Configuring the batch units

When there is only FASTQ file per sample, metadata is not necessary for workflow execution. Typically though, the data is paired and there might be more than one lane per sample. Let us consider the FASTQ files shown in figure 11.1 and the metadata shown in figure 11.2.

Image fastq
Figure 11.1: Example of ten FASTQ files for paired reads, originating from multiple lanes and three libraries.

Image metadata
Figure 11.2: Example of metadata for the files from figure 11.1.

The FASTQ files and metadata (in Excel or txt format) can be automatically imported during workflow execution. Choose "Select files for import", select the Illumina importer and enable "Paired reads". For this example, the "Library" metadata column should be used for defining the batch units, as shown in figure 11.3.

Image use_metadata
Figure 11.3: Configuring the workflow execution using metadata.

The workflow will automatically associate the input files with the correct rows in the metadata based on the first column and the batch overview will show how the input files are grouped together into batch units (see figure 11.4). The additional metadata columns will be converted to cell annotations.

Image batch_overview
Figure 11.4: Batch overview when importing the FASTQ and metadata files and defining batch units as shown in figure 11.3.

Note that in this workflow it is not possible to freely choose the batch units. Instead, each batch must correspond to one sample. The reason for the restriction is that each read is linked to a cell by the cell barcode. Batching by sample is required in order to inform the workflow that if the same cell barcode is present in multiple files, it is because it is the same cell.

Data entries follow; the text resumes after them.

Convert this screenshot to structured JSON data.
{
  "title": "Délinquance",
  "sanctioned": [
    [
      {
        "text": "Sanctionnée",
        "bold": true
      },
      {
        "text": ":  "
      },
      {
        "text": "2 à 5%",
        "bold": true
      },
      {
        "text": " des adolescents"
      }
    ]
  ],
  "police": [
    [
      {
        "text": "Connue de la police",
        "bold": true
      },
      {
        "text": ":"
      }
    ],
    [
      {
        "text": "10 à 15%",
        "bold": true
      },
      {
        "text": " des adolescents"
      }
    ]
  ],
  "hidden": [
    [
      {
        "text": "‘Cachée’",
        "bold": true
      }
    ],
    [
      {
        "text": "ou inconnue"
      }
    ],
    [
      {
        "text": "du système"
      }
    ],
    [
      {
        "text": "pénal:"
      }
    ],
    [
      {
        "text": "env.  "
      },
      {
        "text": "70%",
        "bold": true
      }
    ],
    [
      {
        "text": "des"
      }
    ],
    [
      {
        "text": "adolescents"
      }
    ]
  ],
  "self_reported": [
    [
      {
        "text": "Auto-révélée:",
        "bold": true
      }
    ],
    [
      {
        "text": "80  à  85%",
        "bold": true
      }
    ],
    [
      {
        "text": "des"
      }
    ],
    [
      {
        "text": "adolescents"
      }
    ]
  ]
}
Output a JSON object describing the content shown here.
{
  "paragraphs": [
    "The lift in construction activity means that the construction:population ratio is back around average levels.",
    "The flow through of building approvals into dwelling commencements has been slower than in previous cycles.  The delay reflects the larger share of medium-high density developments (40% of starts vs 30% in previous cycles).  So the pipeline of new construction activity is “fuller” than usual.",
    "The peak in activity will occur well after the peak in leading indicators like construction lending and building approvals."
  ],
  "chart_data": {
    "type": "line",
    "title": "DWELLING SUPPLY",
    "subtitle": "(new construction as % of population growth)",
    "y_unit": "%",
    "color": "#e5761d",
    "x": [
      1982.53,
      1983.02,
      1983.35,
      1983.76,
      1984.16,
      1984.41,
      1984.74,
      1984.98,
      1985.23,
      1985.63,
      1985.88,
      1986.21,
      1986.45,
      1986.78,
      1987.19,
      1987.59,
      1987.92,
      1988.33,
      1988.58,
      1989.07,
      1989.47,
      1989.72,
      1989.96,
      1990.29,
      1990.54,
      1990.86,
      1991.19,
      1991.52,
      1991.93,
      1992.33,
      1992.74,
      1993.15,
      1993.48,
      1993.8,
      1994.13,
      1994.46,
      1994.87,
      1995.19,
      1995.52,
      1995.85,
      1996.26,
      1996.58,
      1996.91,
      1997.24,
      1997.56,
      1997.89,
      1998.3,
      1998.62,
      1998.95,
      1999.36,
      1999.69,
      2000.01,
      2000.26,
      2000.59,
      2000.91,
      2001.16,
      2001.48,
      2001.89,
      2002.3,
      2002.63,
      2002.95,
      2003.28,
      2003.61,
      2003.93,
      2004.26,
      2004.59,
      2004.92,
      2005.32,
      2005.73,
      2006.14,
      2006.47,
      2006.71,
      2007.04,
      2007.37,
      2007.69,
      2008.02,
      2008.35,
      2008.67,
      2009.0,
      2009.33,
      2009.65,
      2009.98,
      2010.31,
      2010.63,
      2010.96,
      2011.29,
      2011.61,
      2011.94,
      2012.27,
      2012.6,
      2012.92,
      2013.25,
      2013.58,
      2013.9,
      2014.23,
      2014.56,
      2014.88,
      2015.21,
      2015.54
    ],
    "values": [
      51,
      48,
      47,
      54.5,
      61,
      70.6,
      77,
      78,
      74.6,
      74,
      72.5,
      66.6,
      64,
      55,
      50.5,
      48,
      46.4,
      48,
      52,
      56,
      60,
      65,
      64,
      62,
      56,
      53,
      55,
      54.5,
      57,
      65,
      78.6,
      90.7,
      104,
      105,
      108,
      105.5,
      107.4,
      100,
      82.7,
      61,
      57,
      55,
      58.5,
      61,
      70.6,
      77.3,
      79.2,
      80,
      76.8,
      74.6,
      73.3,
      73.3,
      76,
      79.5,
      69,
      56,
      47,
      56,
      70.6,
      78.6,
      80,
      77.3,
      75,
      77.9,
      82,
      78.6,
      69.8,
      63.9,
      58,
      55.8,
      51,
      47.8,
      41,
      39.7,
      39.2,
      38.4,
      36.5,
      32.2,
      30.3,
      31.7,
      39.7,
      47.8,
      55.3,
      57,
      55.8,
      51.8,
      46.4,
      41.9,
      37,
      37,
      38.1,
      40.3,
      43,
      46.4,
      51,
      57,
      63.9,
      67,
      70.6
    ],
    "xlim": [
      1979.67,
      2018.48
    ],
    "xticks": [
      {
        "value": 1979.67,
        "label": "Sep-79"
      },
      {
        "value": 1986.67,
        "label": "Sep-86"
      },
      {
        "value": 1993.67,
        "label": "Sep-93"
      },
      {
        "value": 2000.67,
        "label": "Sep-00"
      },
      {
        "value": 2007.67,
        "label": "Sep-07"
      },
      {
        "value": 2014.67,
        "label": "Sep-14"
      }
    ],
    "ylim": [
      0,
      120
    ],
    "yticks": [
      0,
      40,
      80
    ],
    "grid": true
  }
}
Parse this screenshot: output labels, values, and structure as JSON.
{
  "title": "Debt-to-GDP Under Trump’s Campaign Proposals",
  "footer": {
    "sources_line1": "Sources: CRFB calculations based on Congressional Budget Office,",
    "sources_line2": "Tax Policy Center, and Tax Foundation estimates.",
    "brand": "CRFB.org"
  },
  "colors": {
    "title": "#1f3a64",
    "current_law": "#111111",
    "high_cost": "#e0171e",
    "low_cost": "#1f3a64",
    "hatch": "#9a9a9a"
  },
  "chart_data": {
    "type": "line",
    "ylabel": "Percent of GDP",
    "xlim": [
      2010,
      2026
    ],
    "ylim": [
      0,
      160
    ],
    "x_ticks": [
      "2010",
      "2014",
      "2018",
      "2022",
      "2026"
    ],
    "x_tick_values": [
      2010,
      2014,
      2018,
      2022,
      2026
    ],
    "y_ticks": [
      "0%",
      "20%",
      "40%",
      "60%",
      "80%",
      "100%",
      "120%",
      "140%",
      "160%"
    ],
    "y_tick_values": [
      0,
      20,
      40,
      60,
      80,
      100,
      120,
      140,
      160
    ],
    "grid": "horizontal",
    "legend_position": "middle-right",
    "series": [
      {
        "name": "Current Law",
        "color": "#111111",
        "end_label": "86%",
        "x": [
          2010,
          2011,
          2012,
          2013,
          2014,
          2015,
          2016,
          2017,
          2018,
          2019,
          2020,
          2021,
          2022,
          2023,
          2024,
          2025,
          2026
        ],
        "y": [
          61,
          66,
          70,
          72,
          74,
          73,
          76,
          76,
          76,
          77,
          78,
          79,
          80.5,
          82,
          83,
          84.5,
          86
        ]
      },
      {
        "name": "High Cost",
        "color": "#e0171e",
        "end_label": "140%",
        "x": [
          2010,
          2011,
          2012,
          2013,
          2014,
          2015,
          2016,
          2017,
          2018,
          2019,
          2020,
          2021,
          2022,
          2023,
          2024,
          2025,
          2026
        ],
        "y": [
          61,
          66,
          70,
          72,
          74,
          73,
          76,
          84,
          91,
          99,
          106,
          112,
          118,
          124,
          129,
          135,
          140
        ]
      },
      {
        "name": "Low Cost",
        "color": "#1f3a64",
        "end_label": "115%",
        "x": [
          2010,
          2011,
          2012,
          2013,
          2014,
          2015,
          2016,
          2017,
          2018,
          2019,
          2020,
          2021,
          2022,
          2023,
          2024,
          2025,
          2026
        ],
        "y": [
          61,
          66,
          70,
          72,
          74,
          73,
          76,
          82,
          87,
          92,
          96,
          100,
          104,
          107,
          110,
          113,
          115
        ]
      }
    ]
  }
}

Failing to batch by sample will likely lead to misleading results. For example, in figure 11.3 it would be necessary to batch by library. If we batched by "Time point", then two cells with the same barcode at time point T1 would be treated as being identical, even if one came from sample S1 and the other from sample S2. If, on the other hand, we batched by "Library and Lane", then a cell from sample S1 that was sequenced on both lanes would be split up into two cells - one for each lane.

The workflow combines all inputs to produce just one matrix. All metadata, including "Sex" and "Time point" in the provided example, will be available in the output cell annotations.

The FASTQ and metadata files can also be imported manually and used for the workflow execution.

To avoid the need for metadata, the FASTQ files can be imported manually using the Illumina importer and enabling the "Paired reads" and "Join reads from different lanes". This will result in three sequence lists, one for each library. The workflow can then be configured to "Use organization of input data".

Note that if any of the samples has more than 1 billion paired reads, the "Join reads from different lanes" option should not be used, and metadata is needed for the correct workflow execution.